September 19, 2024

The University of Louisville’s legendary men’s basketball coach Denny Crum died last May, and the sports legend’s grave site — next to Muhammad Ali’s at Cave Hill Cemetery — remains unmarked nearly a year and a half later, but it will have to be unmarked for a little while longer after the Hall of Famer’s original monument was thrown into the Red Sea.

The monument, originally to be placed this spring, was handcrafted in India in a special red-colored granite. While being transported sometime earlier this year, Crum’s wife, Susan Sweeney Crum, said the ship the monument was on was targeted by Houthi rebels amidst the regional unrest caused by the Israeli-Hamas War.

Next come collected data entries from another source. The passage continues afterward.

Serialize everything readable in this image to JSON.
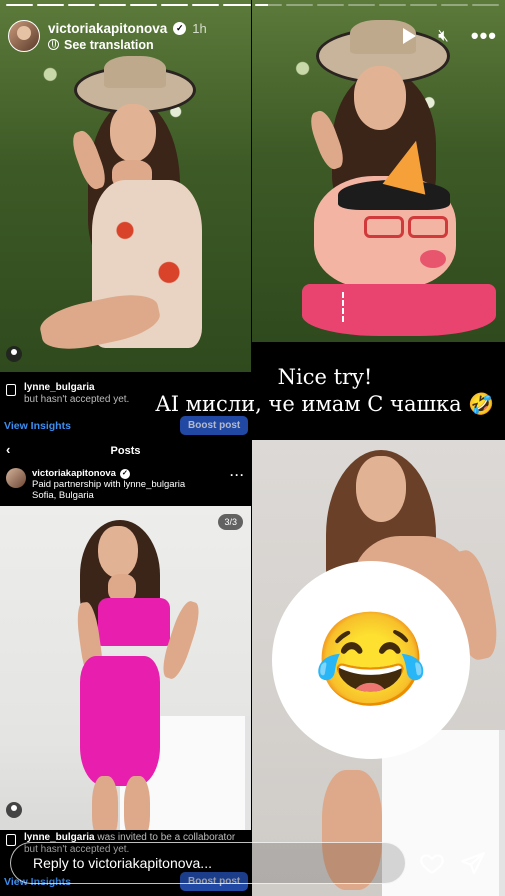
{
  "story": {
    "progress_segments": [
      1,
      1,
      1,
      1,
      1,
      1,
      1,
      1,
      0.5,
      0,
      0,
      0,
      0,
      0,
      0,
      0
    ]
  },
  "header": {
    "username": "victoriakapitonova",
    "time": "1h",
    "see_translation": "See translation",
    "icons": [
      "play-icon",
      "mute-icon",
      "more-icon"
    ]
  },
  "top_left_post": {
    "overlay_user": "victoriakapitonova",
    "overlay_line2": "Paid partnership with lynne_bulgaria",
    "overlay_line3": "Sofia, Bulgaria",
    "collab_user": "lynne_bulgaria",
    "collab_rest": "but hasn't accepted yet.",
    "view_insights": "View Insights",
    "boost_post": "Boost post"
  },
  "caption": {
    "line1": "Nice try!",
    "line2": "AI мисли, че имам С чашка 🤣"
  },
  "bottom_left_post": {
    "tab_title": "Posts",
    "username": "victoriakapitonova",
    "partnership": "Paid partnership with lynne_bulgaria",
    "location": "Sofia, Bulgaria",
    "counter": "3/3",
    "collab_user": "lynne_bulgaria",
    "collab_rest": "was invited to be a collaborator",
    "collab_rest2": "but hasn't accepted yet.",
    "view_insights": "View Insights",
    "boost_post": "Boost post"
  },
  "sticker": {
    "emoji": "😂"
  },
  "reply": {
    "placeholder": "Reply to victoriakapitonova..."
  },
  "colors": {
    "accent_blue": "#3c8ff0",
    "shorts_pink": "#e9446f",
    "dress_magenta": "#e81fae"
  }
}
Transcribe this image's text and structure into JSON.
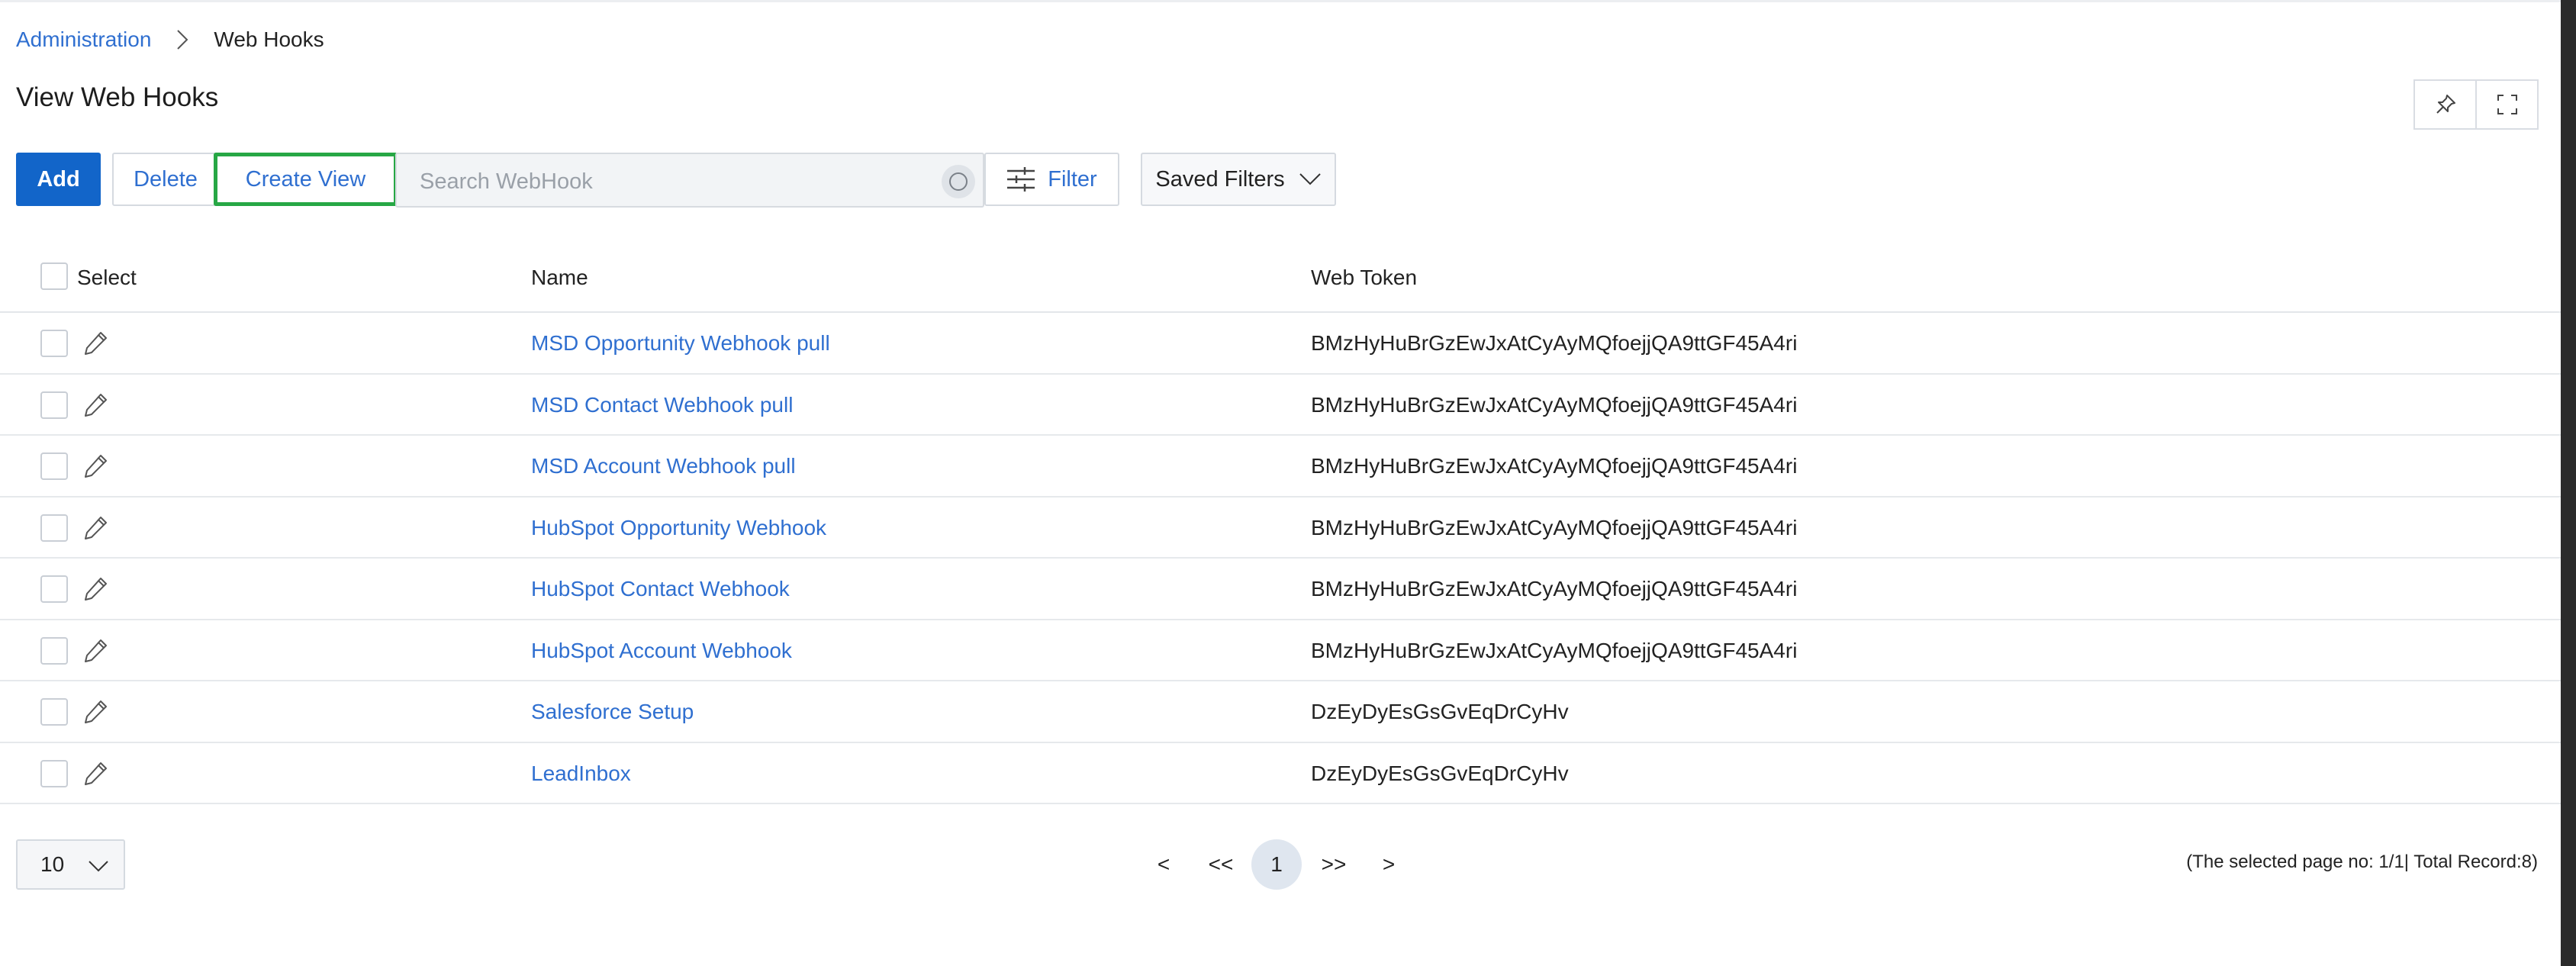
{
  "breadcrumb": {
    "parent": "Administration",
    "current": "Web Hooks"
  },
  "page": {
    "title": "View Web Hooks"
  },
  "toolbar": {
    "add_label": "Add",
    "delete_label": "Delete",
    "create_view_label": "Create View",
    "search_placeholder": "Search WebHook",
    "filter_label": "Filter",
    "saved_filters_label": "Saved Filters"
  },
  "table": {
    "headers": {
      "select": "Select",
      "name": "Name",
      "token": "Web Token"
    },
    "rows": [
      {
        "name": "MSD Opportunity Webhook pull",
        "token": "BMzHyHuBrGzEwJxAtCyAyMQfoejjQA9ttGF45A4ri"
      },
      {
        "name": "MSD Contact Webhook pull",
        "token": "BMzHyHuBrGzEwJxAtCyAyMQfoejjQA9ttGF45A4ri"
      },
      {
        "name": "MSD Account Webhook pull",
        "token": "BMzHyHuBrGzEwJxAtCyAyMQfoejjQA9ttGF45A4ri"
      },
      {
        "name": "HubSpot Opportunity Webhook",
        "token": "BMzHyHuBrGzEwJxAtCyAyMQfoejjQA9ttGF45A4ri"
      },
      {
        "name": "HubSpot Contact Webhook",
        "token": "BMzHyHuBrGzEwJxAtCyAyMQfoejjQA9ttGF45A4ri"
      },
      {
        "name": "HubSpot Account Webhook",
        "token": "BMzHyHuBrGzEwJxAtCyAyMQfoejjQA9ttGF45A4ri"
      },
      {
        "name": "Salesforce Setup",
        "token": "DzEyDyEsGsGvEqDrCyHv"
      },
      {
        "name": "LeadInbox",
        "token": "DzEyDyEsGsGvEqDrCyHv"
      }
    ]
  },
  "pagination": {
    "page_size": "10",
    "prev": "<",
    "first": "<<",
    "current": "1",
    "last": ">>",
    "next": ">",
    "info": "(The selected page no: 1/1| Total Record:8)"
  },
  "icons": {
    "breadcrumb_separator": "chevron-right-icon",
    "pin": "pin-icon",
    "fullscreen": "fullscreen-icon",
    "search": "search-icon",
    "filter": "sliders-icon",
    "saved_filters": "chevron-down-icon",
    "row_edit": "pencil-icon",
    "page_size": "chevron-down-icon"
  },
  "colors": {
    "primary": "#1265c9",
    "link": "#2f6fd0",
    "highlight_border": "#27a745"
  }
}
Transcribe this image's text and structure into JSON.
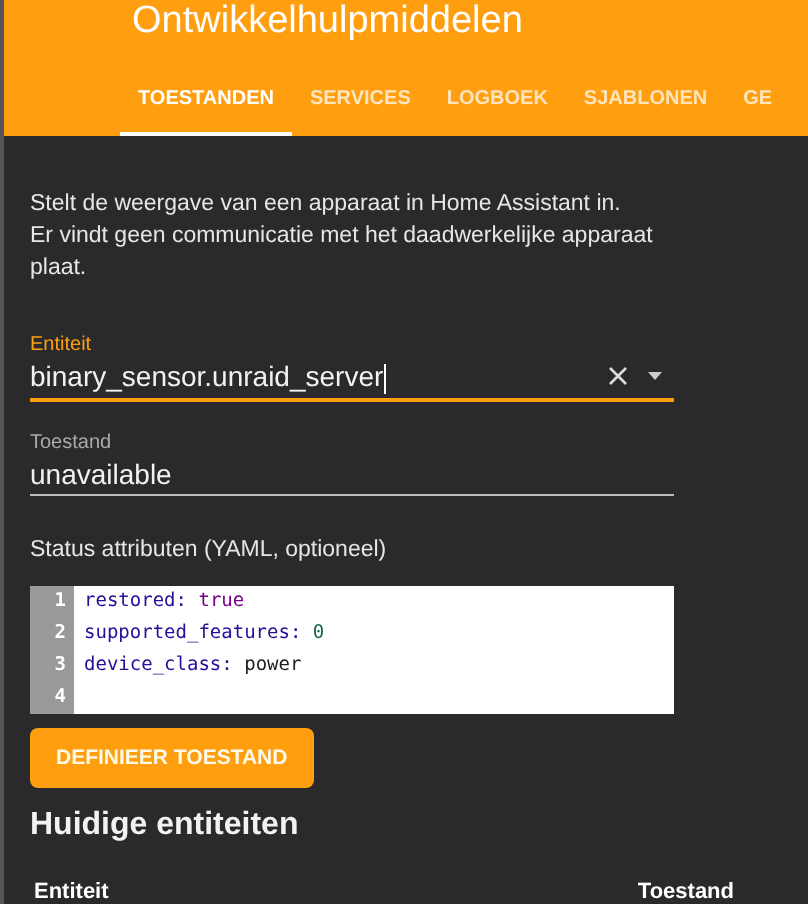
{
  "header": {
    "title": "Ontwikkelhulpmiddelen"
  },
  "tabs": [
    {
      "label": "TOESTANDEN",
      "selected": true
    },
    {
      "label": "SERVICES",
      "selected": false
    },
    {
      "label": "LOGBOEK",
      "selected": false
    },
    {
      "label": "SJABLONEN",
      "selected": false
    },
    {
      "label": "GE",
      "selected": false
    }
  ],
  "description": [
    "Stelt de weergave van een apparaat in Home Assistant in.",
    "Er vindt geen communicatie met het daadwerkelijke apparaat plaat."
  ],
  "entity_field": {
    "label": "Entiteit",
    "value": "binary_sensor.unraid_server",
    "focused": true
  },
  "state_field": {
    "label": "Toestand",
    "value": "unavailable",
    "focused": false
  },
  "attributes": {
    "label": "Status attributen (YAML, optioneel)",
    "lines": [
      {
        "number": "1",
        "key": "restored:",
        "value": "true",
        "kind": "keyword"
      },
      {
        "number": "2",
        "key": "supported_features:",
        "value": "0",
        "kind": "number"
      },
      {
        "number": "3",
        "key": "device_class:",
        "value": "power",
        "kind": "plain"
      },
      {
        "number": "4",
        "kind": "empty"
      }
    ]
  },
  "set_button": "DEFINIEER TOESTAND",
  "current": {
    "heading": "Huidige entiteiten",
    "columns": [
      "Entiteit",
      "Toestand"
    ]
  }
}
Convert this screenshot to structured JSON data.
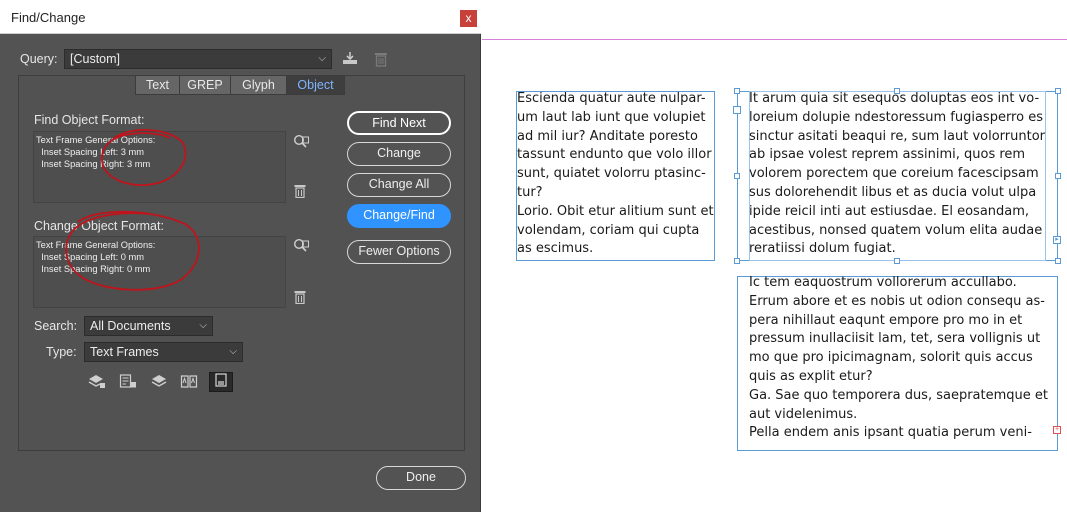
{
  "dialog": {
    "title": "Find/Change",
    "close_glyph": "x",
    "query_label": "Query:",
    "query_value": "[Custom]",
    "tabs": [
      {
        "label": "Text",
        "active": false
      },
      {
        "label": "GREP",
        "active": false
      },
      {
        "label": "Glyph",
        "active": false
      },
      {
        "label": "Object",
        "active": true
      }
    ],
    "find_format": {
      "label": "Find Object Format:",
      "lines": [
        "Text Frame General Options:",
        "  Inset Spacing Left: 3 mm",
        "  Inset Spacing Right: 3 mm"
      ]
    },
    "change_format": {
      "label": "Change Object Format:",
      "lines": [
        "Text Frame General Options:",
        "  Inset Spacing Left: 0 mm",
        "  Inset Spacing Right: 0 mm"
      ]
    },
    "buttons": {
      "find_next": "Find Next",
      "change": "Change",
      "change_all": "Change All",
      "change_find": "Change/Find",
      "fewer_options": "Fewer Options",
      "done": "Done"
    },
    "search_label": "Search:",
    "search_value": "All Documents",
    "type_label": "Type:",
    "type_value": "Text Frames",
    "scope_icons": [
      "include-locked-layers-icon",
      "include-locked-objects-icon",
      "include-hidden-layers-icon",
      "include-master-pages-icon",
      "include-footnotes-icon"
    ],
    "icons": [
      "save-query-icon",
      "delete-query-icon",
      "specify-find-format-icon",
      "clear-find-format-icon",
      "specify-change-format-icon",
      "clear-change-format-icon"
    ],
    "annotation_color": "#c0141c"
  },
  "document": {
    "frame1_lines": [
      "Escienda quatur aute nulpar-",
      "um laut lab iunt que volupiet",
      "ad mil iur? Anditate poresto",
      "tassunt endunto que volo illor",
      "sunt, quiatet volorru ptasinc-",
      "tur?",
      "Lorio. Obit etur alitium sunt et",
      "volendam, coriam qui cupta",
      "as escimus."
    ],
    "frame2_lines": [
      "It arum quia sit esequos doluptas eos int vo-",
      "loreium dolupie ndestoressum fugiasperro es",
      "sinctur asitati beaqui re, sum laut volorruntor",
      "ab ipsae volest reprem assinimi, quos rem",
      "volorem porectem que coreium facescipsam",
      "sus dolorehendit libus et as ducia volut ulpa",
      "ipide reicil inti aut estiusdae. El eosandam,",
      "acestibus, nonsed quatem volum elita audae",
      "reratiissi dolum fugiat."
    ],
    "frame3_lines": [
      "Ic tem eaquostrum vollorerum accullabo.",
      "Errum abore et es nobis ut odion consequ as-",
      "pera nihillaut eaqunt empore pro mo in et",
      "pressum inullaciisit lam, tet, sera vollignis ut",
      "mo que pro ipicimagnam, solorit quis accus",
      "quis as explit etur?",
      "Ga. Sae quo temporera dus, saepratemque et",
      "aut videlenimus.",
      "Pella endem anis ipsant quatia perum veni-"
    ],
    "frame_color": "#5b9bd5",
    "guide_color": "#d880d8"
  }
}
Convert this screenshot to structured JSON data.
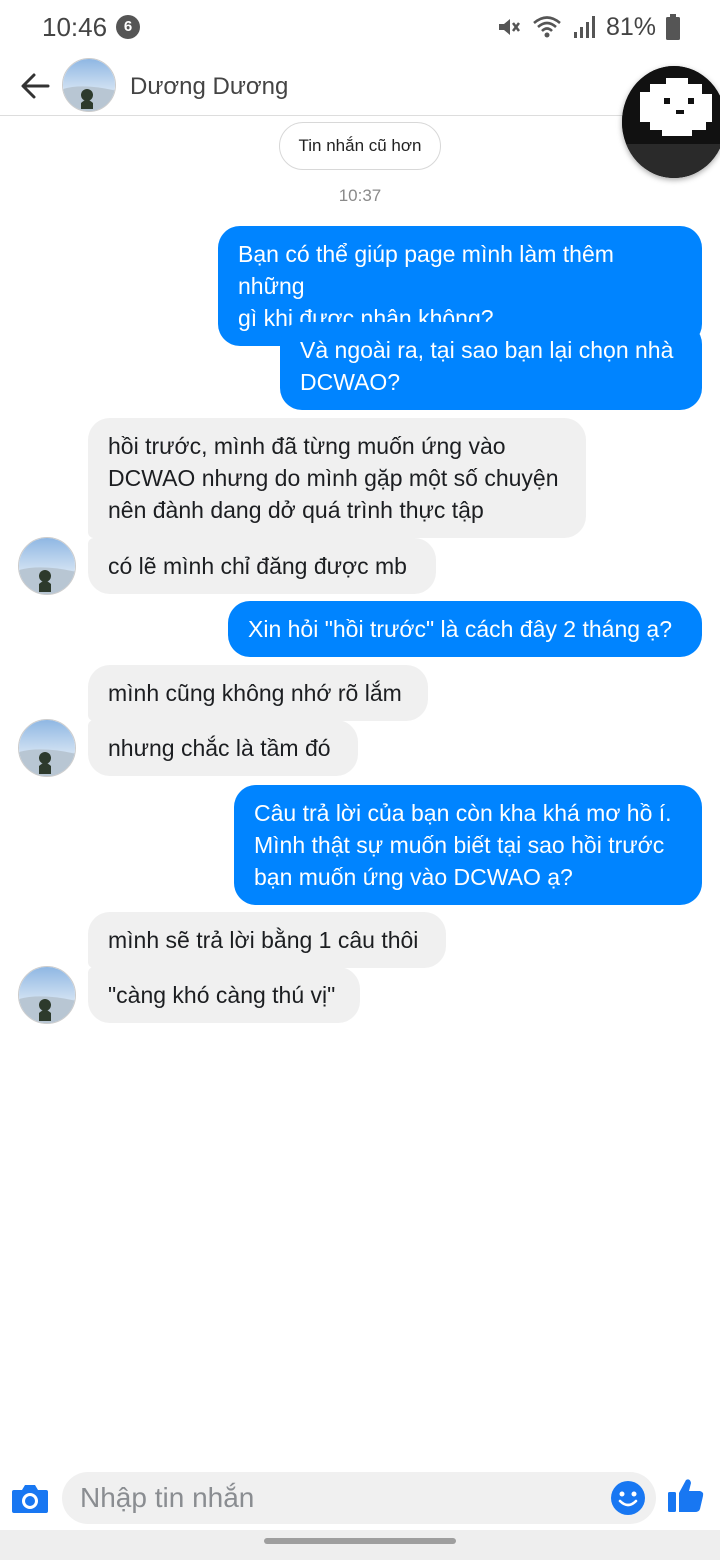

“The monument was on a barge that was sunk,” she said. “They were trying to hinder trade and shipments heading west, I think. Apparently, it was coming through the Red Sea — possibly through the Suez Canal — and that’s where they were targeting all these commercial vessels.”

More on Denny Crum’s life and staff:Jerry Jones, longtime Louisville basketball assistant coach under Denny Crum, dies

Sweeney Crum said Denny would have found the positives in the experience, and often let things roll off his back.

“He would’ve gotten a little smile out of it. Nice little postscript,” she said. “In the grand scheme of things with what’s going on in the Middle East, I can’t get upset about it.”

The family chose the special red-colored granite to commemorate Crum, who often coached in a bright red jacket. While Sweeney Crum was hesitant to share the main quote being engraved, Crum’s final resting place will have benches with some of his popular expressions.

“One of the things he used to say to his players was ‘quit dinkin’ around on me,’ or anybody who was fiddling, so one of the benches will have that carved in it and the other one says ‘don’t major in minors,’ because that was something he always said,” she said. “His dad used to say it and he always said it too, don’t sweat the small stuff. We will have his hand holding the program carved into the stone as well.”

Sweeney Crum said the replacement arrived in Kentucky last month. The monument and Denny’s marker are nearly finished and the family hopes to have them installed by the end of the summer.

“I didn’t want people thinking we just didn’t care and weren’t bothering to get a monument up for him,” she said.